One big advantage of self-piercing rivets is they do not require a pre-drilled clearance hole, saving time and a process. However, with the absence of a hole, applications may require external fixturing to align the parts. Self-piercing rivets also offer the flexibility of shifting the rivet location during assembly, although they are not recommended for hard or thick metals.
Wright says that the popularity of impact riveting has been consistent for many years, and he foresees it staying that way in the future. He cites two reasons for this: The process is fast and simple, and the machines are robust, operator friendly and require minimal maintenance.

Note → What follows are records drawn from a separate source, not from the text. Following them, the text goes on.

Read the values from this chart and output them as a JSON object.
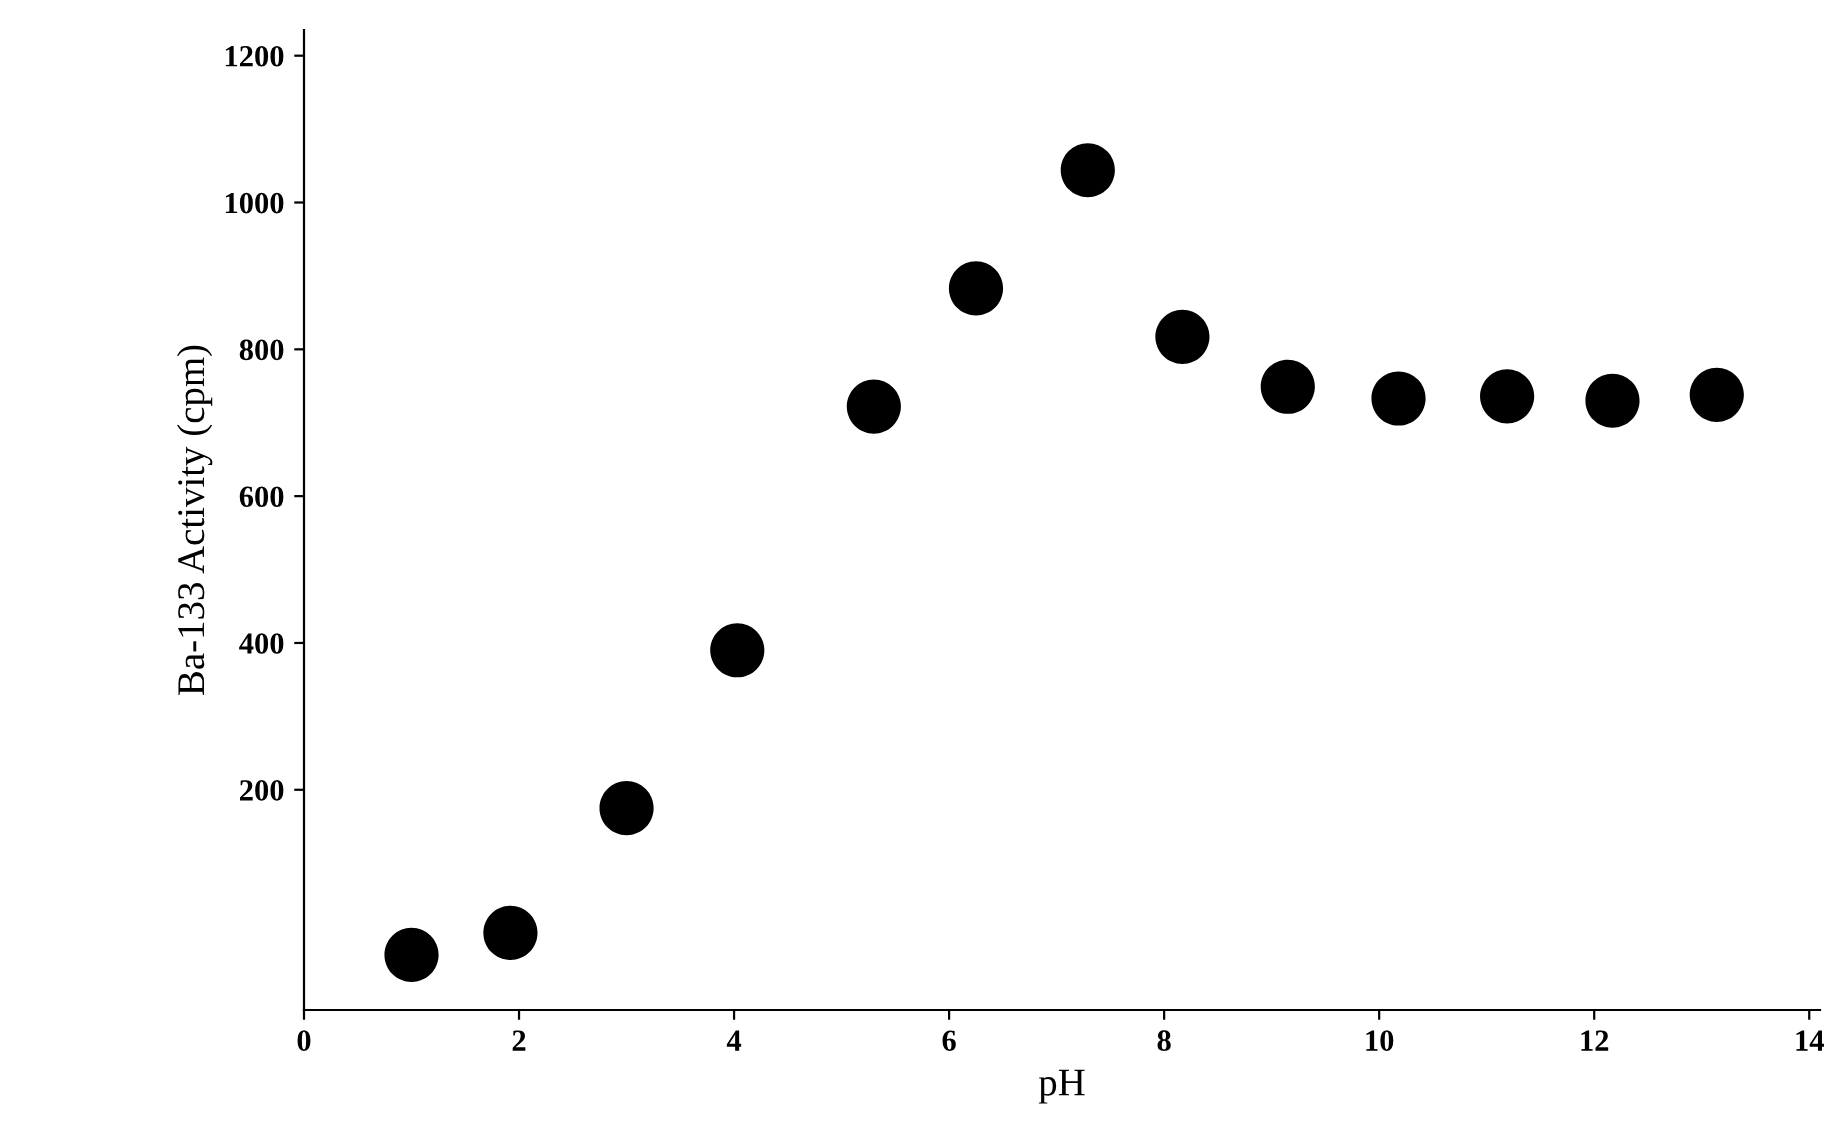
{
  "chart_data": {
    "type": "scatter",
    "xlabel": "pH",
    "ylabel": "Ba-133 Activity (cpm)",
    "x": [
      1.0,
      1.92,
      3.0,
      4.03,
      5.3,
      6.25,
      7.29,
      8.17,
      9.15,
      10.18,
      11.19,
      12.17,
      13.14
    ],
    "series": [
      {
        "color": "#000000",
        "values": [
          -25,
          5,
          175,
          390,
          722,
          883,
          1044,
          817,
          749,
          733,
          736,
          730,
          738
        ]
      }
    ],
    "xlim": [
      0,
      14.1
    ],
    "ylim": [
      -100,
      1235
    ],
    "xticks": [
      0,
      2,
      4,
      6,
      8,
      10,
      12,
      14
    ],
    "yticks": [
      200,
      400,
      600,
      800,
      1000,
      1200
    ],
    "marker": "circle",
    "grid": false,
    "legend": false
  }
}
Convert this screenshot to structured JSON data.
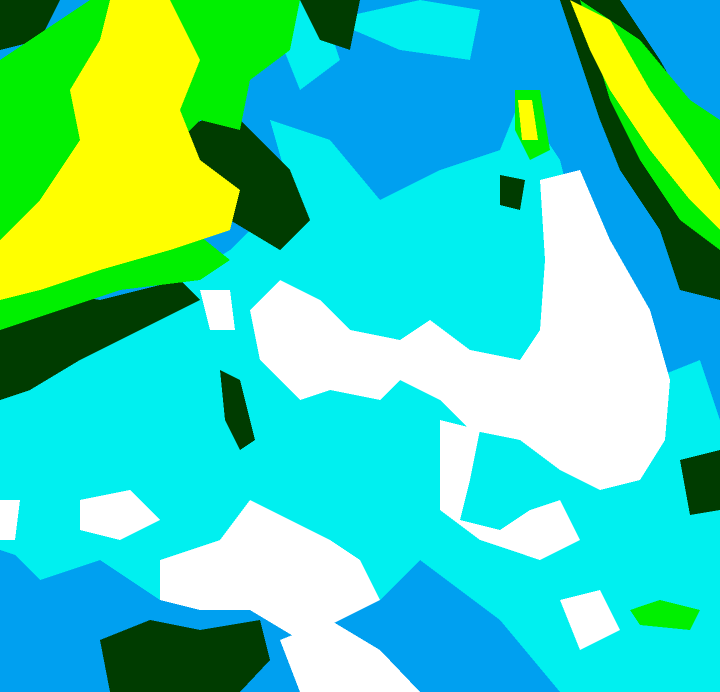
{
  "image": {
    "kind": "false-color satellite imagery",
    "palette": {
      "background": "#00a0f0",
      "cyan": "#00f0f0",
      "white": "#ffffff",
      "yellow": "#ffff00",
      "green": "#00f000",
      "dark_green": "#003c00"
    }
  }
}
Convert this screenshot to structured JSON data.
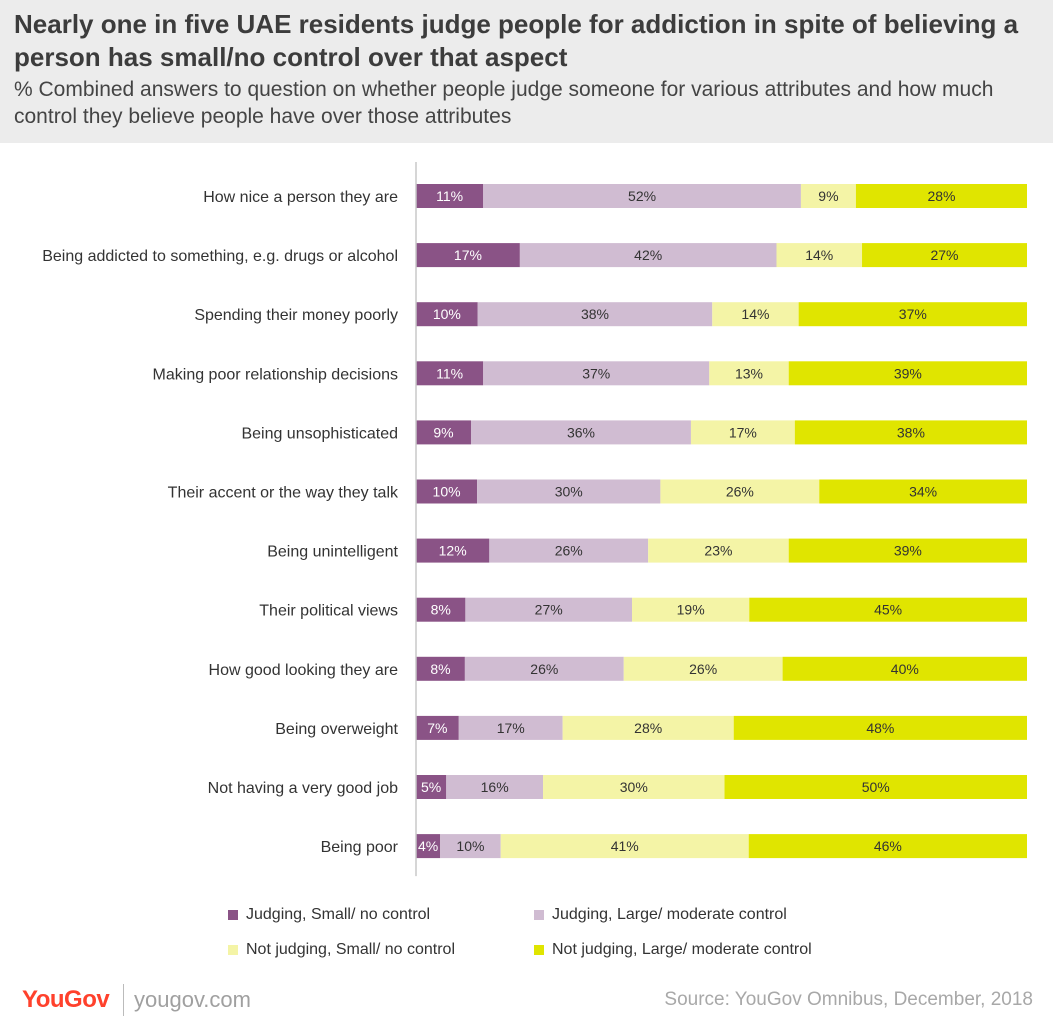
{
  "title": "Nearly one in five UAE residents judge people for addiction in spite of believing a person has small/no control over that aspect",
  "subtitle": "% Combined answers to question on whether people judge someone for various attributes and how much control they believe people have over those attributes",
  "chart_data": {
    "type": "bar",
    "orientation": "horizontal",
    "stacked": true,
    "categories": [
      "How nice a person they are",
      "Being addicted to something, e.g. drugs or alcohol",
      "Spending their money poorly",
      "Making poor relationship decisions",
      "Being unsophisticated",
      "Their accent or the way they talk",
      "Being unintelligent",
      "Their political views",
      "How good looking they are",
      "Being overweight",
      "Not having a very good job",
      "Being poor"
    ],
    "series": [
      {
        "name": "Judging, Small/ no control",
        "color": "#8a5386",
        "values": [
          11,
          17,
          10,
          11,
          9,
          10,
          12,
          8,
          8,
          7,
          5,
          4
        ]
      },
      {
        "name": "Judging, Large/ moderate control",
        "color": "#d0bcd2",
        "values": [
          52,
          42,
          38,
          37,
          36,
          30,
          26,
          27,
          26,
          17,
          16,
          10
        ]
      },
      {
        "name": "Not judging, Small/ no control",
        "color": "#f4f4a6",
        "values": [
          9,
          14,
          14,
          13,
          17,
          26,
          23,
          19,
          26,
          28,
          30,
          41
        ]
      },
      {
        "name": "Not judging, Large/ moderate control",
        "color": "#e0e500",
        "values": [
          28,
          27,
          37,
          39,
          38,
          34,
          39,
          45,
          40,
          48,
          50,
          46
        ]
      }
    ],
    "value_suffix": "%",
    "legend_position": "bottom"
  },
  "footer": {
    "logo": "YouGov",
    "site": "yougov.com",
    "source": "Source: YouGov Omnibus, December, 2018"
  }
}
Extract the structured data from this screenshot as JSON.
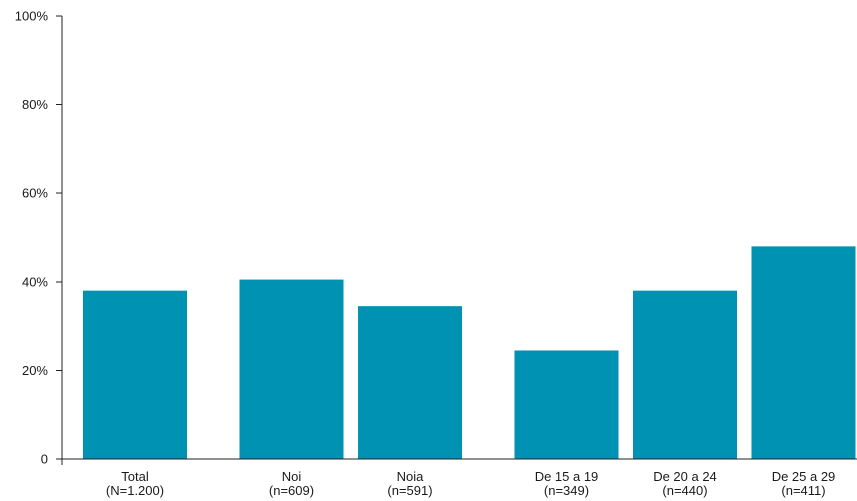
{
  "chart_data": {
    "type": "bar",
    "title": "",
    "xlabel": "",
    "ylabel": "",
    "categories": [
      [
        "Total",
        "(N=1.200)"
      ],
      [
        "Noi",
        "(n=609)"
      ],
      [
        "Noia",
        "(n=591)"
      ],
      [
        "De 15 a 19",
        "(n=349)"
      ],
      [
        "De 20 a 24",
        "(n=440)"
      ],
      [
        "De 25 a 29",
        "(n=411)"
      ]
    ],
    "groups": [
      [
        0
      ],
      [
        1,
        2
      ],
      [
        3,
        4,
        5
      ]
    ],
    "values": [
      38,
      40.5,
      34.5,
      24.5,
      38,
      48
    ],
    "ylim": [
      0,
      100
    ],
    "yticks": [
      0,
      20,
      40,
      60,
      80,
      100
    ],
    "ytick_labels": [
      "0",
      "20%",
      "40%",
      "60%",
      "80%",
      "100%"
    ],
    "bar_color": "#0092b2",
    "axis_color": "#222222",
    "grid": false,
    "legend": "none"
  }
}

In recent years, as end-users have placed a greater emphasis on safety, suppliers have responded in kind. Most models now feature a safety probe, which has a small-diameter tube configured in a halo. This halo moves from the ram to the part to detect no interference prior to the ram advancing during the forming process.
Although the standard probe is OSHA approved, it can limit throughput by making it difficult to load the components being assembled, notes Wright. Aware of this, Orbitform developed a robust pneumatic safety probe in 2015 that is shorter and mounted next to the ram. It allows maximum load clearance and helps increase throughput. The probe is offered as an option, although Wright says the company strongly recommends that its customers use a safety probe on every machine to satisfy OSHA
NRM makes standard and custom impact riveting machines, as well as a complete range of rivets. Klapperich says NRM’s custom machines can be quite complex and, increasingly, they feature force sensors and inspection cameras to ensure top-notch assemblies. He also emphasizes the importance of using high-quality rivets that truly meet the performance demands of each specific product.
“Nearly 95 percent of the rivets we produce are custom made,” notes Klapperich. “After the manufacturer provides us part-design prints with the material stack height and required hole size, we determine the proper rivet for the application—including its shank design, metal type, length, diameter and if it needs plating.”